Шрифт:
Интервал:
Закладка:
Воскресным утром, огласив округу устрашающим треском своего Жуть-150, Рита подкатила к бревенчатому зданию деповского общежития. Мотоцикл остановился у самого крыльца. Тотчас же на втором этаже в окне над крыльцом открылась форточка и в ней показалась белобрысая физиономия Шика. Юрка изобразил предельный ужас: зажмурил глаза, втянул голову в плечи и заткнул уши. Рита погрозила ему кулаком и выключила мотор.
Пристроив мотоцикл у крыльца, Рита побежала к подружкам, переодеться. Она часто оставляла свое выходное платье у них, в общежитии. Это было удобно ей. Пока-то доберешься до Старых Лошкарей. А тут близехонько. Заскочит после работы в общежитие, переоденется и пожалуйста, можно в клуб.
Когда, принаряженная, причесанная стараниями целой комнаты (чуяли подружки, с кем отправляется Рита в город), она спустилась на крыльцо, остальные члены делегации поджидали ее.
— Много шуму из ничего, — кивнул на мотоцикл Юрка.
Он тотчас же поплатился.
— Юрочка, угостите курятиной, — съехидничала Рита.
Это был чувствительный удар. Рита напомнила Шику об одной из самых позорных страниц его жизни. Однажды он вызвался прокатиться на Жуть-150. Явно переоценив себя и с места в карьер хватив слишком высокую скорость, Юрка растерялся. В мгновение ока был опрокинут невесть откуда подвернувшийся забор, прикончена курица и насмерть перепуган сидевший на заборе кот.
Опасаясь, что Рита пожелает несколько шире осветить эту печальную тему, Юрка счел за благо бить отбой.
— Пардон, мадам! — Он приложил руку к сердцу и дурашливо расшаркался.
Они заспешили к станции: Булатник и Рита впереди, Юрка несколько поодаль. Из окон общежития их провожали хитрющими глазами Ритины подружки.
День выдался холодный, но погожий. Меж летучих льдисто-голубых облаков проглядывало солнце. На сухой, голой земле возле домов и заборов бледным, прозрачным слоем лежал снежный пушок, до того невесомый, воздушный, что опусти на него руку — и ничего не почувствуешь, — не снег, а снежная пыльца. Там, где пригревало солнце, пушок исчез и земля чуть поблескивала.

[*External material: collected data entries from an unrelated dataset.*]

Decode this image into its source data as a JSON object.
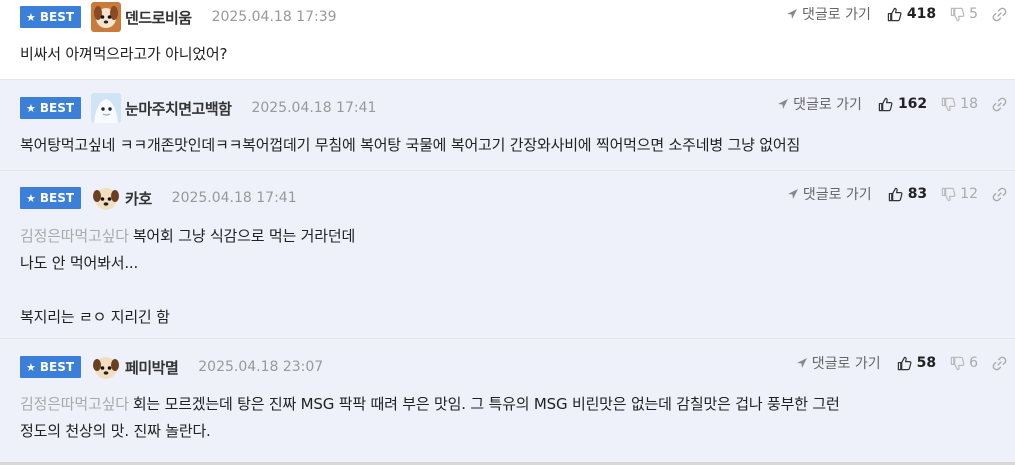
{
  "comments": [
    {
      "badge": "BEST",
      "nickname": "덴드로비움",
      "date": "2025.04.18 17:39",
      "reply_label": "댓글로 가기",
      "likes": "418",
      "dislikes": "5",
      "mention": "",
      "lines": [
        "비싸서 아껴먹으라고가 아니었어?"
      ]
    },
    {
      "badge": "BEST",
      "nickname": "눈마주치면고백함",
      "date": "2025.04.18 17:41",
      "reply_label": "댓글로 가기",
      "likes": "162",
      "dislikes": "18",
      "mention": "",
      "lines": [
        "복어탕먹고싶네 ㅋㅋ개존맛인데ㅋㅋ복어껍데기 무침에 복어탕 국물에 복어고기 간장와사비에 찍어먹으면 소주네병 그냥 없어짐"
      ]
    },
    {
      "badge": "BEST",
      "nickname": "카호",
      "date": "2025.04.18 17:41",
      "reply_label": "댓글로 가기",
      "likes": "83",
      "dislikes": "12",
      "mention": "김정은따먹고싶다",
      "lines": [
        "복어회 그냥 식감으로 먹는 거라던데",
        "나도 안 먹어봐서...",
        "",
        "복지리는 ㄹㅇ 지리긴 함"
      ]
    },
    {
      "badge": "BEST",
      "nickname": "페미박멸",
      "date": "2025.04.18 23:07",
      "reply_label": "댓글로 가기",
      "likes": "58",
      "dislikes": "6",
      "mention": "김정은따먹고싶다",
      "lines": [
        "회는 모르겠는데 탕은 진짜 MSG 팍팍 때려 부은 맛임. 그 특유의 MSG 비린맛은 없는데 감칠맛은 겁나 풍부한 그런",
        "정도의 천상의 맛. 진짜 놀란다."
      ]
    }
  ],
  "colors": {
    "badge": "#3c7fd8",
    "row_bg": "#eff1fa",
    "meta": "#999999",
    "mention": "#aaaaaa"
  },
  "icons": {
    "badge": "star-icon",
    "reply": "arrow-icon",
    "like": "thumbs-up-icon",
    "dislike": "thumbs-down-icon",
    "link": "link-icon"
  }
}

Юрка старался идти именно такими слегка влажными местами, чтобы избежать пыли и донести до города зеркальное сияние своих свеженачищенных хромовых сапог. С удовольствием слушая, как шуршит его новый темно-синий плащ, он похлестывал в воздухе прутиком в такт шагам и подставлял лицо веселому солнцу. Настроение у него было превосходное, хотя он немножко волновался.

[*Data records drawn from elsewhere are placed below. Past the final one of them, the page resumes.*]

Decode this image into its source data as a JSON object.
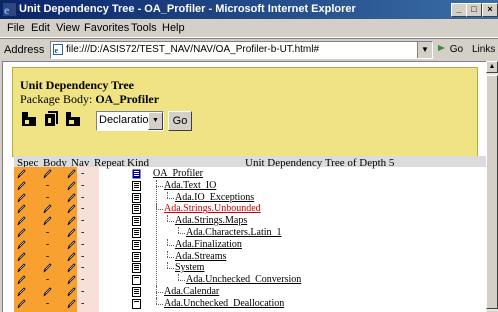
{
  "window": {
    "title": "Unit Dependency Tree - OA_Profiler - Microsoft Internet Explorer",
    "min_glyph": "_",
    "max_glyph": "□",
    "close_glyph": "×"
  },
  "menu": {
    "file": "File",
    "edit": "Edit",
    "view": "View",
    "favorites": "Favorites",
    "tools": "Tools",
    "help": "Help"
  },
  "address": {
    "label": "Address",
    "url": "file:///D:/ASIS72/TEST_NAV/NAV/OA_Profiler-b-UT.html#",
    "go_label": "Go",
    "links_label": "Links"
  },
  "panel": {
    "title": "Unit Dependency Tree",
    "package_label": "Package Body:",
    "package_name": "OA_Profiler",
    "select_value": "Declaration",
    "go_button": "Go"
  },
  "table": {
    "headers": {
      "spec": "Spec",
      "body": "Body",
      "nav": "Nav",
      "repeat": "Repeat",
      "kind": "Kind",
      "tree": "Unit Dependency Tree of Depth 5"
    },
    "rows": [
      {
        "name": "OA_Profiler",
        "depth": 0,
        "color": "#000000",
        "spec": true,
        "body": true,
        "nav": true,
        "repeat": "-",
        "kind": "package-body"
      },
      {
        "name": "Ada.Text_IO",
        "depth": 1,
        "color": "#000000",
        "spec": true,
        "body": false,
        "nav": true,
        "repeat": "-",
        "kind": "package"
      },
      {
        "name": "Ada.IO_Exceptions",
        "depth": 2,
        "color": "#000000",
        "spec": true,
        "body": false,
        "nav": true,
        "repeat": "-",
        "kind": "package"
      },
      {
        "name": "Ada.Strings.Unbounded",
        "depth": 1,
        "color": "#cc0000",
        "spec": true,
        "body": true,
        "nav": true,
        "repeat": "-",
        "kind": "package"
      },
      {
        "name": "Ada.Strings.Maps",
        "depth": 2,
        "color": "#000000",
        "spec": true,
        "body": true,
        "nav": true,
        "repeat": "-",
        "kind": "package"
      },
      {
        "name": "Ada.Characters.Latin_1",
        "depth": 3,
        "color": "#000000",
        "spec": true,
        "body": false,
        "nav": true,
        "repeat": "-",
        "kind": "package"
      },
      {
        "name": "Ada.Finalization",
        "depth": 2,
        "color": "#000000",
        "spec": true,
        "body": false,
        "nav": true,
        "repeat": "-",
        "kind": "package"
      },
      {
        "name": "Ada.Streams",
        "depth": 2,
        "color": "#000000",
        "spec": true,
        "body": false,
        "nav": true,
        "repeat": "-",
        "kind": "package"
      },
      {
        "name": "System",
        "depth": 2,
        "color": "#000000",
        "spec": true,
        "body": true,
        "nav": true,
        "repeat": "-",
        "kind": "package"
      },
      {
        "name": "Ada.Unchecked_Conversion",
        "depth": 3,
        "color": "#000000",
        "spec": true,
        "body": false,
        "nav": true,
        "repeat": "-",
        "kind": "generic"
      },
      {
        "name": "Ada.Calendar",
        "depth": 1,
        "color": "#000000",
        "spec": true,
        "body": true,
        "nav": true,
        "repeat": "-",
        "kind": "package"
      },
      {
        "name": "Ada.Unchecked_Deallocation",
        "depth": 1,
        "color": "#000000",
        "spec": true,
        "body": false,
        "nav": true,
        "repeat": "-",
        "kind": "generic"
      }
    ]
  },
  "icons": {
    "app": "ie-logo-icon",
    "page": "page-icon",
    "spec_pen": "pen-icon",
    "kind_doc": "document-icon"
  }
}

Нельзя сказать, чтобы Юрка вполне разбирался в своих чувствах к маленькой библиотекарше. В арсенале слов, которыми он пользовался, когда думал о ней, пока еще отсутствовали сильные выражения. Просто ему хотелось видеть ее и еще больше хотелось сделать для нее что-нибудь приятное. В те дни, когда библиотекарша сидела в своем мезонине, а Юрка мог через каждую поездку менять книги, ему приходили в голову такие, например, мысли: «Вот бы подружить ее с самыми лучшими девчатами в депо», или «Вот бы упросить Кряжева взять ее в рейс и научить управлять локомотивом», или «Вот бы сделать в библиотеке новые стеллажи». А иногда приходило и невероятное: «Вот бы упросить Лихошерстнова выделить библиотекарше и ее матери квартиру в новом доме…»
Сейчас, когда он отправлялся в город и должен был наконец увидеть ее после долгого перерыва, ему не меньшую радость доставляла мысль о том, что он едет в составе целой комсомольской делегации и что маленькой библиотекарше будет приятно внимание ребят.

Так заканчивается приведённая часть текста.